Yiming Liang

Docteurs récents

Status : Doctorant

Address :

LLF, CNRS – UMR 7110
Université Paris Diderot-Paris 7
Case 7031 – 5, rue Thomas Mann,
75205 Paris cedex 13

E-mail : synivr.yvnat@tznvy.pbz

Thèse

Title : Quantitative Syntax, Formal Syntax and Information Theory: bridging gaps by studying French variation

Supervision :
  Heather Burnett

PhD Defense : 2023-12-14

Inscription : 2020 à Université Paris-Cité

Jury :

  • Heather Burnett, Directrice de recherche (CNRS), Université Paris Cité, directrice de thèse
  • Pascal Amsili, Professeur, Université Sorbonne Nouvelle, co-directeur de thèse
  • Julie Auger, Professeure, Université de Montréal, rapporteure
  • Benedikt Szmrecsanyi, Professeur, KU Leuven, rapporteur
  • Caterina Donati, Professeure, Université Paris Cité, examinatrice
  • Philippe Muller, MCF-HDR, Université Toulouse III - Paul Sabatier, examinateur
  • Luigi Rizzi, Professeur, Collège de France, examinateur

Abstract :

This PhD thesis investigates morpho-syntactic variation in Spoken French through a dual lens of formal syntax and Information Theory.

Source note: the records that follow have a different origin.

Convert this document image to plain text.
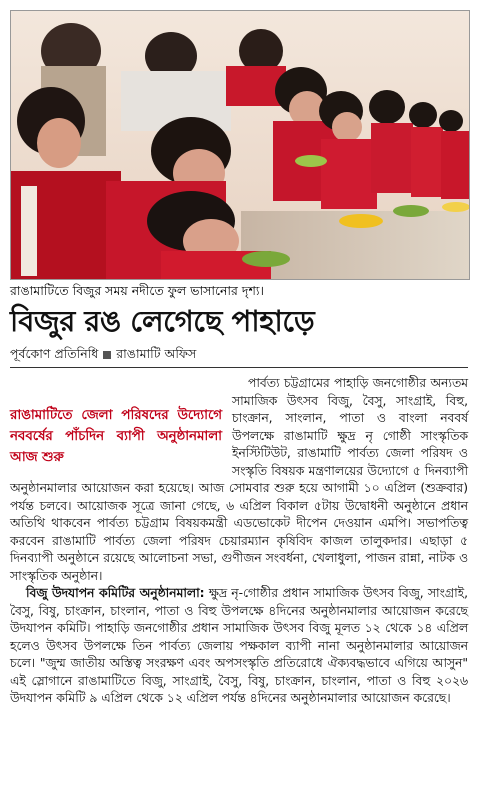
রাঙামাটিতে বিজুর সময় নদীতে ফুল ভাসানোর দৃশ্য।
বিজুর রঙ লেগেছে পাহাড়ে
পূর্বকোণ প্রতিনিধি রাঙামাটি অফিস

রাঙামাটিতে জেলা পরিষদের উদ্যোগে নববর্ষের পাঁচদিন ব্যাপী অনুষ্ঠানমালা আজ শুরু
পার্বত্য চট্টগ্রামের পাহাড়ি জনগোষ্ঠীর অন্যতম সামাজিক উৎসব বিজু, বৈসু, সাংগ্রাই, বিহু, চাংক্রান, সাংলান, পাতা ও বাংলা নববর্ষ উপলক্ষে রাঙামাটি ক্ষুদ্র নৃ গোষ্ঠী সাংস্কৃতিক ইনস্টিটিউট, রাঙামাটি পার্বত্য জেলা পরিষদ ও সংস্কৃতি বিষয়ক মন্ত্রণালয়ের উদ্যোগে ৫ দিনব্যাপী অনুষ্ঠানমালার আয়োজন করা হয়েছে। আজ সোমবার শুরু হয়ে আগামী ১০ এপ্রিল (শুক্রবার) পর্যন্ত চলবে। আয়োজক সূত্রে জানা গেছে, ৬ এপ্রিল বিকাল ৫টায় উদ্বোধনী অনুষ্ঠানে প্রধান অতিথি থাকবেন পার্বত্য চট্টগ্রাম বিষয়কমন্ত্রী এডভোকেট দীপেন দেওয়ান এমপি। সভাপতিত্ব করবেন রাঙামাটি পার্বত্য জেলা পরিষদ চেয়ারম্যান কৃষিবিদ কাজল তালুকদার। এছাড়া ৫ দিনব্যাপী অনুষ্ঠানে রয়েছে আলোচনা সভা, গুণীজন সংবর্ধনা, খেলাধুলা, পাজন রান্না, নাটক ও সাংস্কৃতিক অনুষ্ঠান।

বিজু উদযাপন কমিটির অনুষ্ঠানমালা: ক্ষুদ্র নৃ-গোষ্ঠীর প্রধান সামাজিক উৎসব বিজু, সাংগ্রাই, বৈসু, বিষু, চাংক্রান, চাংলান, পাতা ও বিহু উপলক্ষে ৪দিনের অনুষ্ঠানমালার আয়োজন করেছে উদযাপন কমিটি। পাহাড়ি জনগোষ্ঠীর প্রধান সামাজিক উৎসব বিজু মূলত ১২ থেকে ১৪ এপ্রিল হলেও উৎসব উপলক্ষে তিন পার্বত্য জেলায় পক্ষকাল ব্যাপী নানা অনুষ্ঠানমালার আয়োজন চলে। "জুম্ম জাতীয় অস্তিত্ব সংরক্ষণ এবং অপসংস্কৃতি প্রতিরোধে ঐক্যবদ্ধভাবে এগিয়ে আসুন" এই স্লোগানে রাঙামাটিতে বিজু, সাংগ্রাই, বৈসু, বিষু, চাংক্রান, চাংলান, পাতা ও বিহু ২০২৬ উদযাপন কমিটি ৯ এপ্রিল থেকে ১২ এপ্রিল পর্যন্ত ৪দিনের অনুষ্ঠানমালার আয়োজন করেছে।
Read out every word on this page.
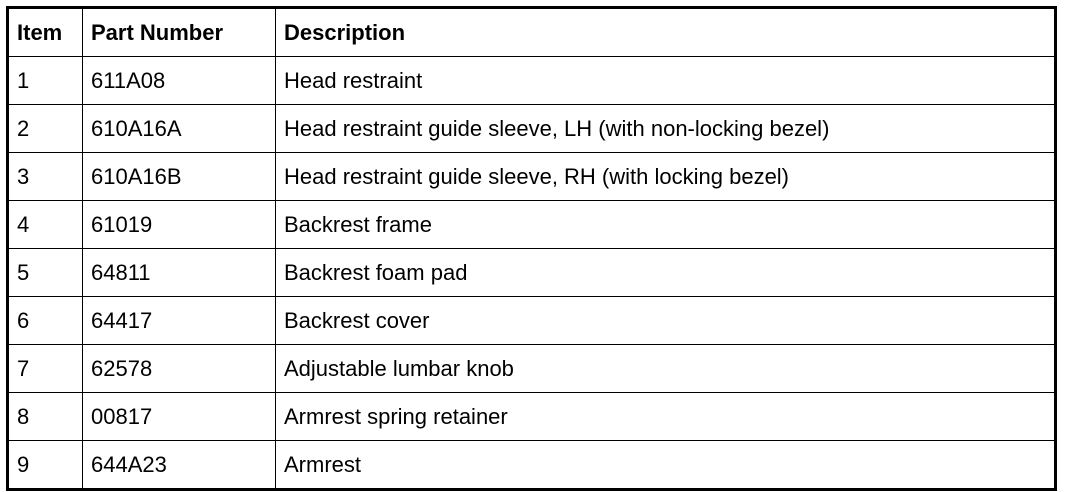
Item	Part Number	Description
1	611A08	Head restraint
2	610A16A	Head restraint guide sleeve, LH (with non-locking bezel)
3	610A16B	Head restraint guide sleeve, RH (with locking bezel)
4	61019	Backrest frame
5	64811	Backrest foam pad
6	64417	Backrest cover
7	62578	Adjustable lumbar knob
8	00817	Armrest spring retainer
9	644A23	Armrest
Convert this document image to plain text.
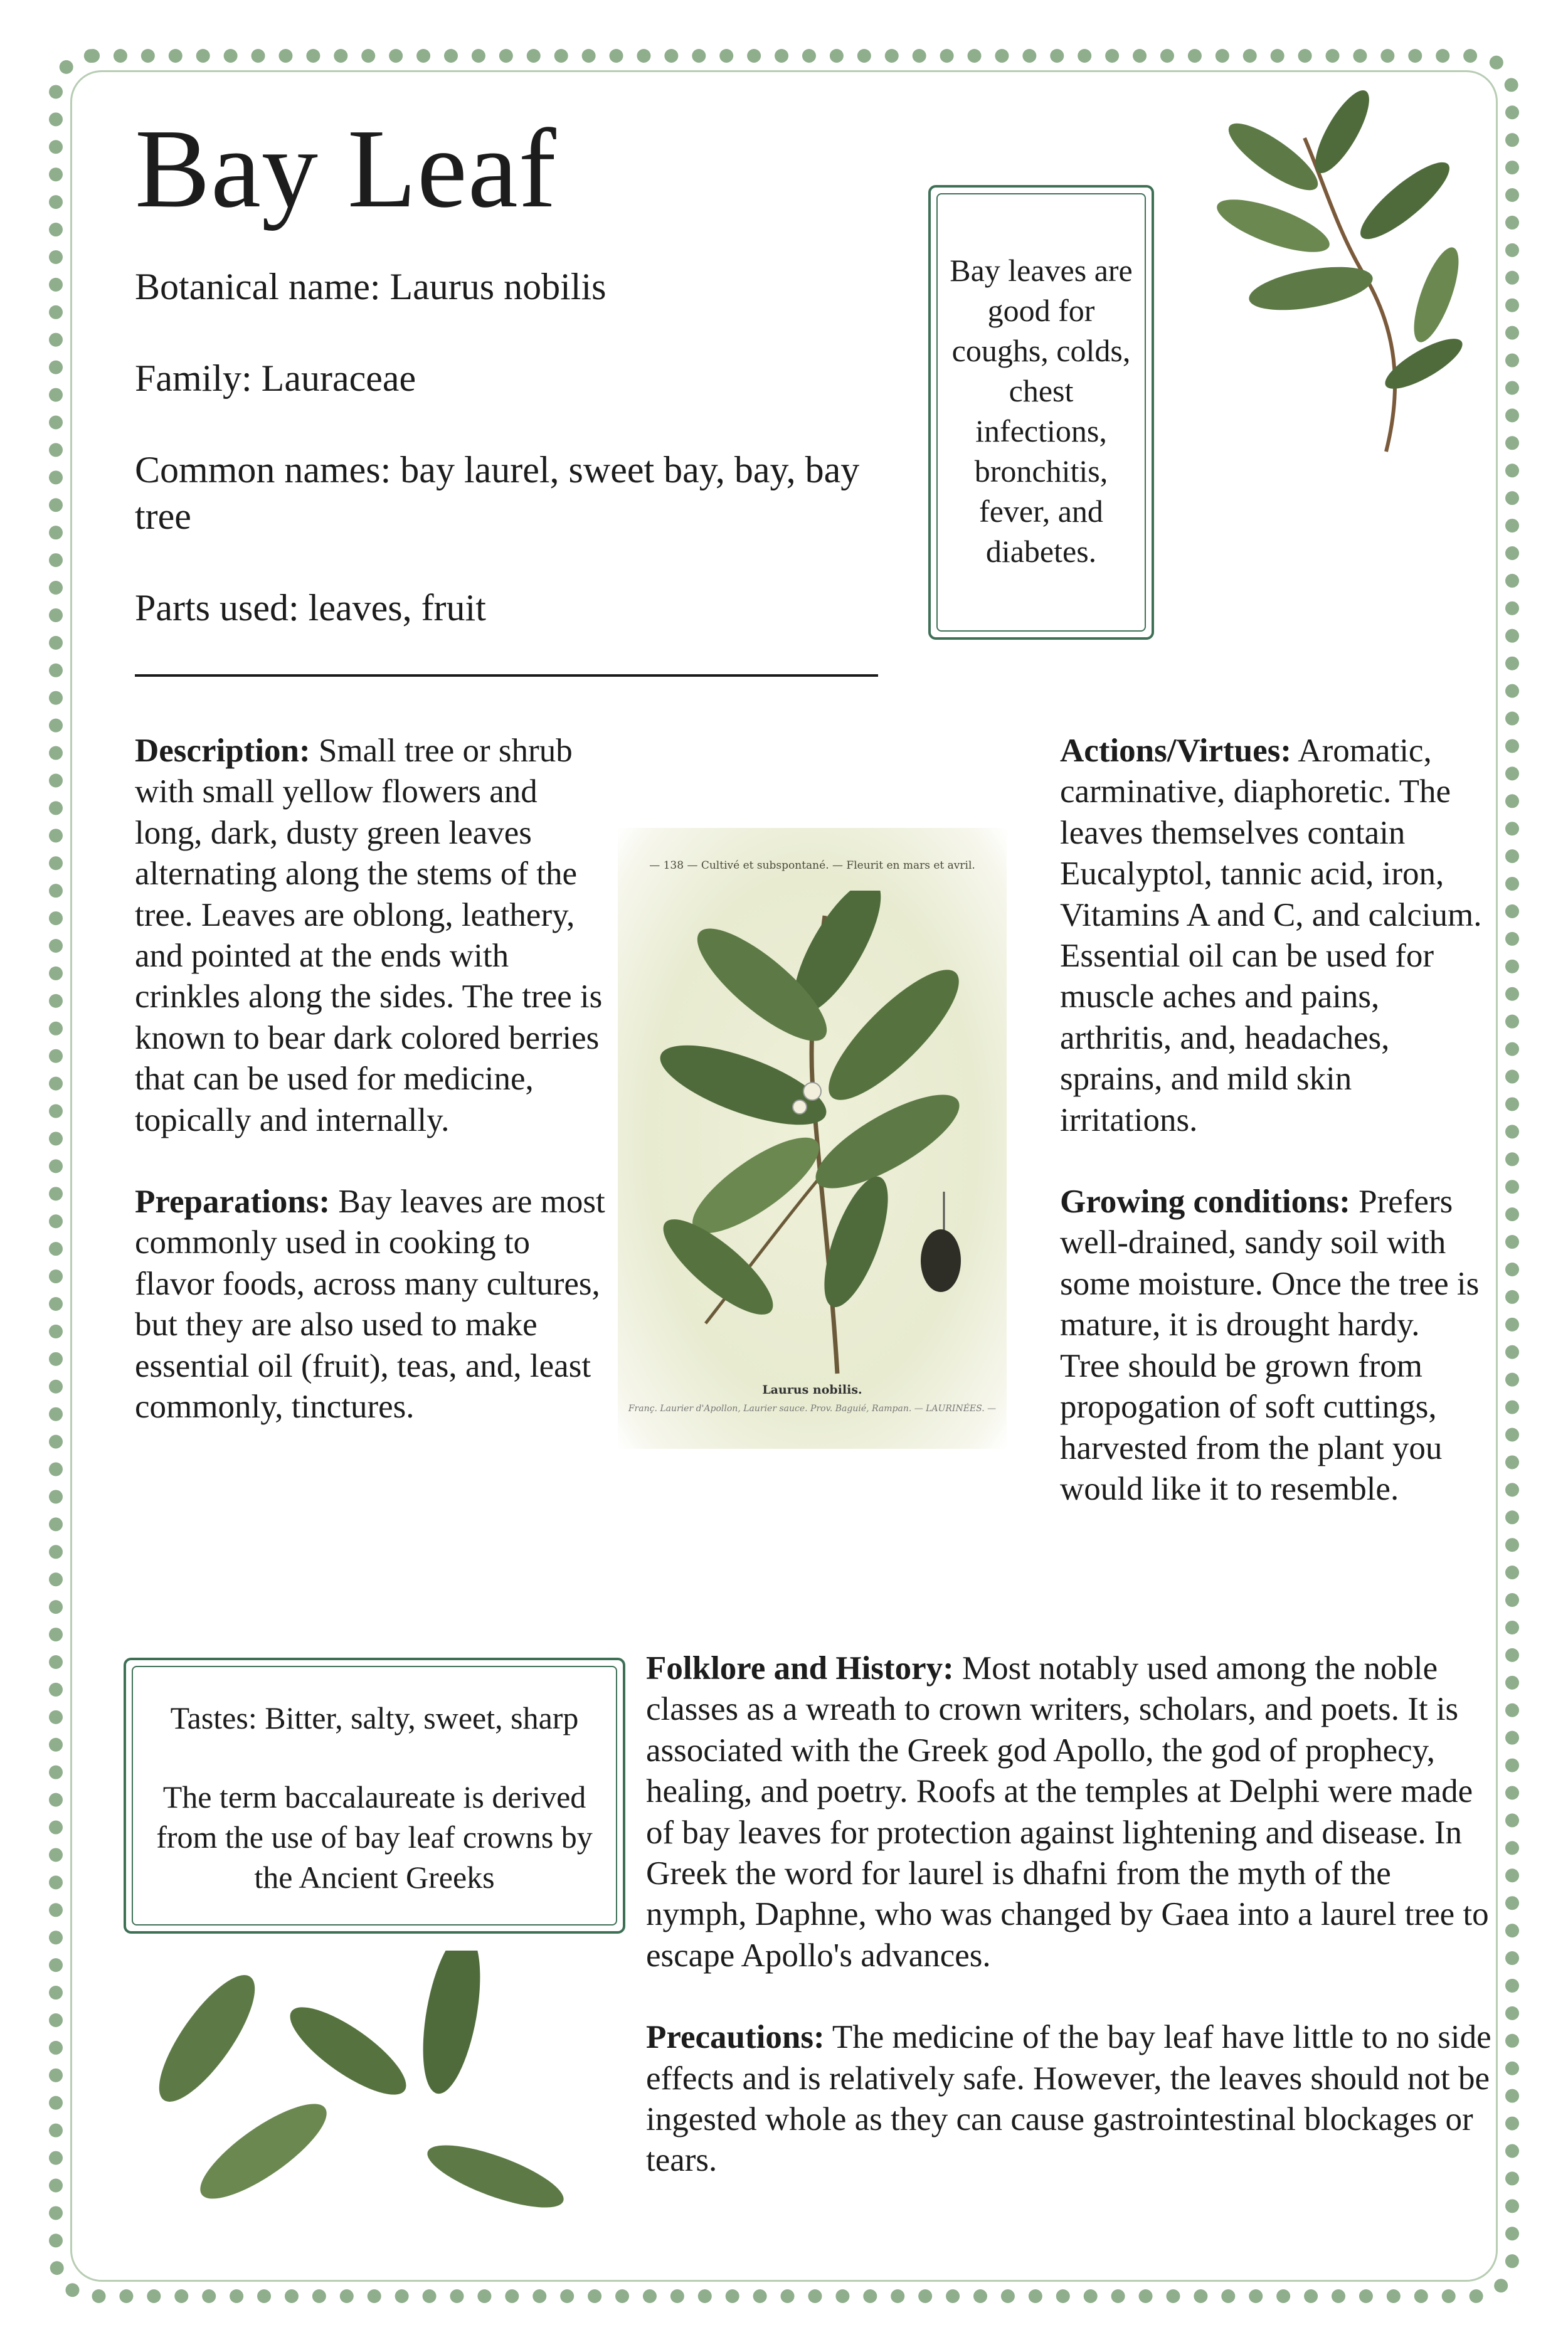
Bay Leaf

Botanical name: Laurus nobilis

Family: Lauraceae

Common names: bay laurel, sweet bay, bay, bay tree

Parts used: leaves, fruit

Bay leaves are good for coughs, colds, chest infections, bronchitis, fever, and diabetes.

Description: Small tree or shrub with small yellow flowers and long, dark, dusty green leaves alternating along the stems of the tree. Leaves are oblong, leathery, and pointed at the ends with crinkles along the sides. The tree is known to bear dark colored berries that can be used for medicine, topically and internally.

Preparations: Bay leaves are most commonly used in cooking to flavor foods, across many cultures, but they are also used to make essential oil (fruit), teas, and, least commonly, tinctures.

— 138 — Cultivé et subspontané. — Fleurit en mars et avril.
Laurus nobilis.
Franç. Laurier d'Apollon, Laurier sauce. Prov. Baguié, Rampan. — LAURINÉES. —

Actions/Virtues: Aromatic, carminative, diaphoretic. The leaves themselves contain Eucalyptol, tannic acid, iron, Vitamins A and C, and calcium. Essential oil can be used for muscle aches and pains, arthritis, and, headaches, sprains, and mild skin irritations.

Growing conditions: Prefers well-drained, sandy soil with some moisture. Once the tree is mature, it is drought hardy. Tree should be grown from propogation of soft cuttings, harvested from the plant you would like it to resemble.

Tastes: Bitter, salty, sweet, sharp

The term baccalaureate is derived from the use of bay leaf crowns by the Ancient Greeks

Folklore and History: Most notably used among the noble classes as a wreath to crown writers, scholars, and poets. It is associated with the Greek god Apollo, the god of prophecy, healing, and poetry. Roofs at the temples at Delphi were made of bay leaves for protection against lightening and disease. In Greek the word for laurel is dhafni from the myth of the nymph, Daphne, who was changed by Gaea into a laurel tree to escape Apollo's advances.

Precautions: The medicine of the bay leaf have little to no side effects and is relatively safe. However, the leaves should not be ingested whole as they can cause gastrointestinal blockages or tears.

Employing quantitative methods, the study addresses two fundamental research questions: 1) To what extent can variationist studies shed light on formal syntactic models; 2) How can Information Theory account for speakers' preferences in variant choices?

The first part of the thesis bridges the gap between linguistic variation and formal syntax by examining three phenomena of variation: Future Temporal Reference (je vais manger vs. je mangerai), subject doubling (Marie_i elle_i mange vs. Marie mange), and object doubling (le film_i je l_i'aime bien vs. j'aime bien le film). My corpus studies reveal that all three are strongly influenced by grammatical factors. The second part of the thesis endeavors to incorporate Information Theory into the study of linguistic variation. Specifically, Future Temporal Reference and subject doubling are examined as instances of syntactic redundancy, where surprisal is predicted to play a role, following the Uniform Information Density hypothesis (Jaeger 2010). A GPT-2 model is used to provide surprisal estimates for both phenomena. My experiments do not reveal an effect of surprisal on future temporal reference beyond what is already explained by grammatical factors. In contrast, subject doubling shows a robust effect of nominal subject surprisal, in addition to grammatical and other cognitive factors, providing more empirical support to the Uniform Information Density hypothesis. In conclusion, this work demonstrates that variationist studies provide crucial insights into enhancing our understanding and refinement of the syntactic framework, and highlights the collaborative potential of formal syntax and Information Theory in understanding the complexities of morpho-syntactic variation in Spoken French.